Principal coordinates (columns):

F1 F2 F3 F4 F5
Berlusconi -0.172 0.025 0.013 -0.008 0.002
Bersani 0.146 -0.019 0.037 -0.005 0.001
Grillo -0.009 -0.078 -0.032 0.009 -0.010
Monti 0.107 0.243 -0.049 0.005 -0.002
Ingroia 0.084 -0.129 -0.120 -0.017 0.034
Others -0.088 0.003 0.064 0.071 0.029

Presented in the table above are five principal coordinates for the political leaders across the ten municipalities with different magnitudes. The most significant coordinates are the first two which are F1 and F2 as highlighted in the table. This implies that the conclusion that will be drawn when all the coordinates are been evaluated is almost the same as that of the first two coordinates. In all the coordinates, there are equal positive and negative values except F5.

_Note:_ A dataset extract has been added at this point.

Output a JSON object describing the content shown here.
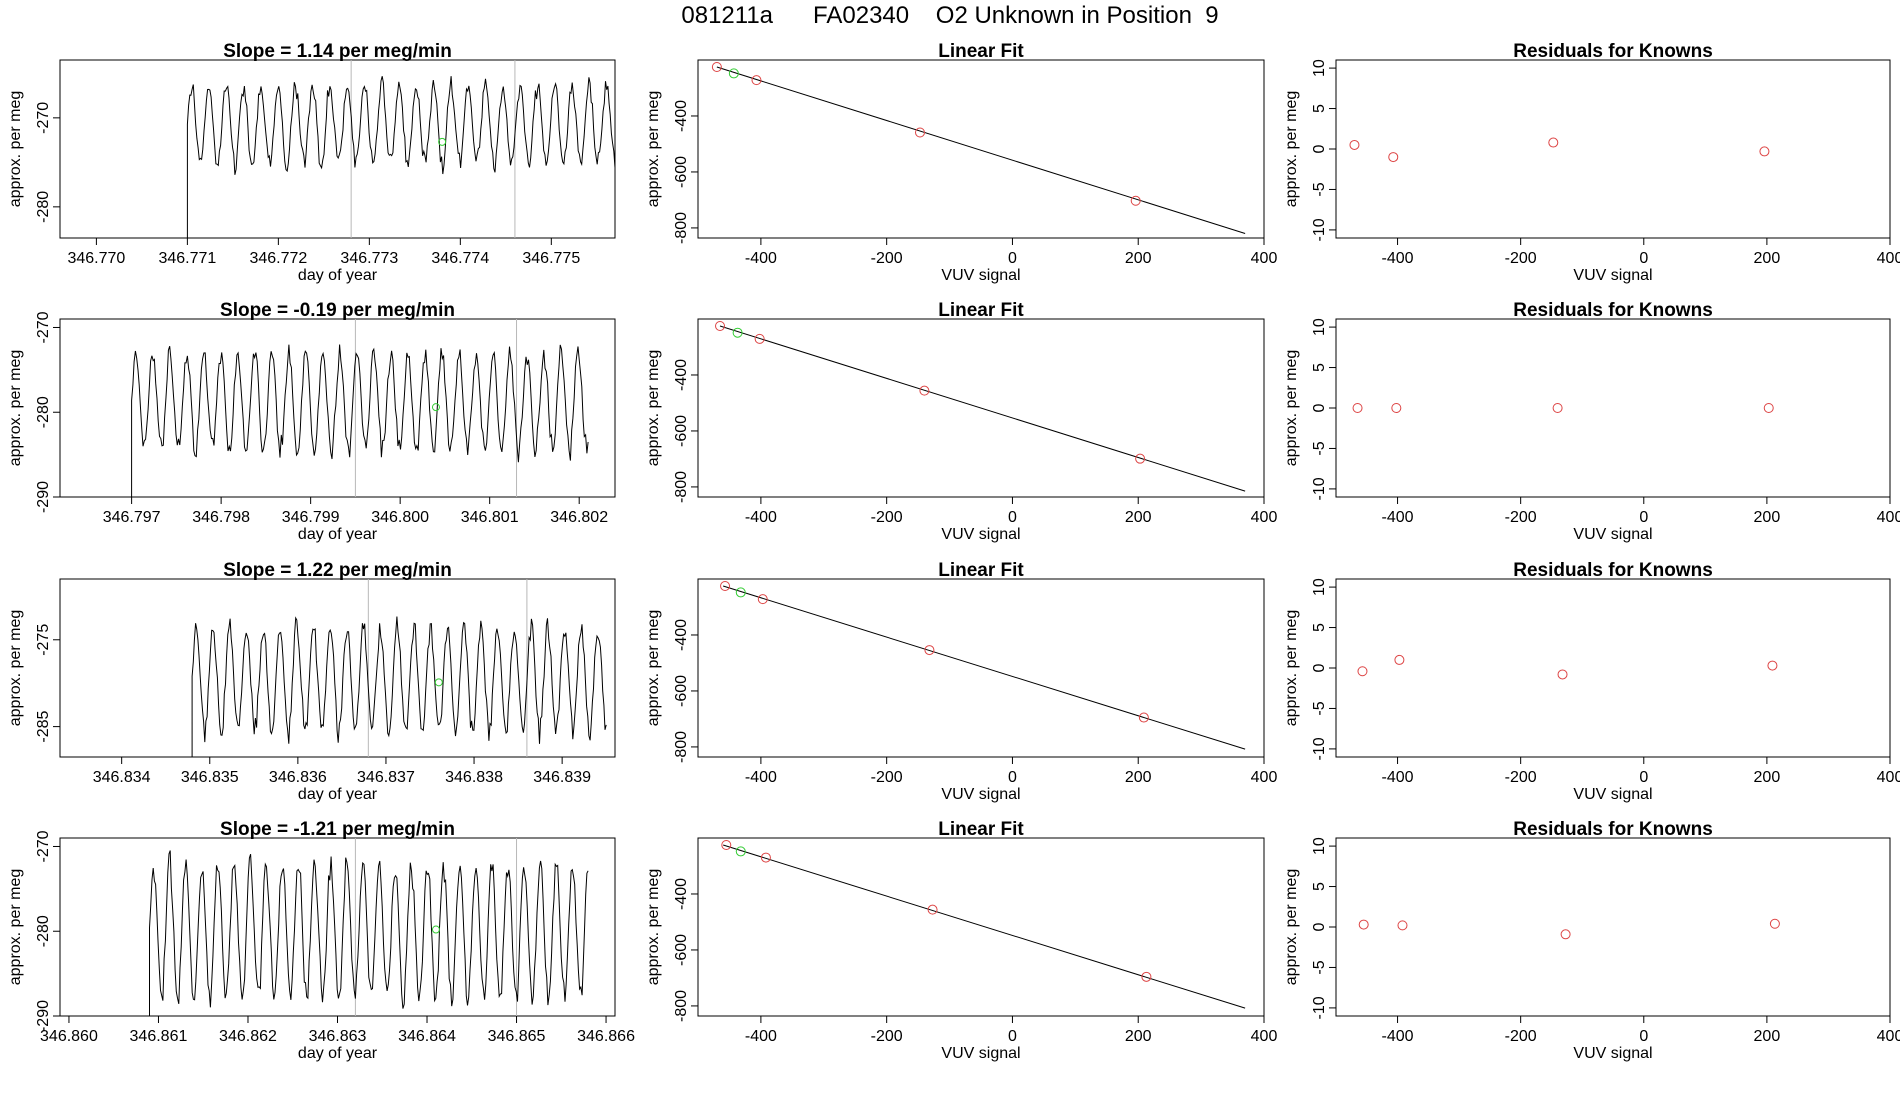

Going by the mean, all political leaders received the most valid votes from M05, Monti received the highest valid votes among the political leaders following by Bersani and then Ingroia. The remaining political leaders had lesser votes compared to the three leaders mentioned.

Principal Coordinates

Contributions (columns):

Weight (relative) F1 F2 F3 F4 F5
Berlusconi 0.303 0.533 0.024 0.035 0.096 0.009
Bersani 0.300 0.378 0.014 0.261 0.044 0.002
Grillo 0.246 0.001 0.193 0.160 0.115 0.285
Monti 0.091 0.062 0.690 0.139 0.015 0.004
Ingroia 0.037 0.015 0.079 0.342 0.058 0.470
Others 0.024 0.011 0.000 0.063 0.672 0.230

In the above table, the relative weight is presented for all the political leaders. On the average, Berlusconi had more valid votes across municipalities with 30.3% contributions followed by Bersani with 30% contributions and Grillo with 24.6% contributions. The remaining political leaders contribute only 15% collectively.

Conclusion

Overall, the data analysis above provided insightful information to municipalities voting behaviors across the different candidates. We can see from the above-mentioned results and interpretation the following key conclusions:

  • Berlusconi was the lead contender with respect to number of votes, where 31.2% of the population of Naples voted for him, followed by Bersani in second position who gathered 29.3% of the votes in Naples.
  • The political leaders Berlusconi, Bersani, and Grillo made up 85.1% of the total votes.
  • Berlusconi and Bersani are positioned on opposite sides of the political party, in which Berlusconi is the right wing and Bersani is left wing.
  • Municipality 7 had the largest proportion of their population voting for Berlusconi, while Municipality 5 had the largest proportion of voters for Bersani.
  • Voters for Grillo in Municipality 1 were particularly low due to divergence in political inclination and thinking.
  • The other candidates within the elections tended to be more aligned with the right-wing, potentially additional votes away from Berlusconi.
  • Although Ingroia only succeeded in taking 3.6% of the total votes in Naples, his party affiliation was more left-wing, thus potentially taking away votes from Bersani.
  • Municipalities 2 and 3 were closest to the mean, indicating that their population was even split with respect to votes between the different political leaders.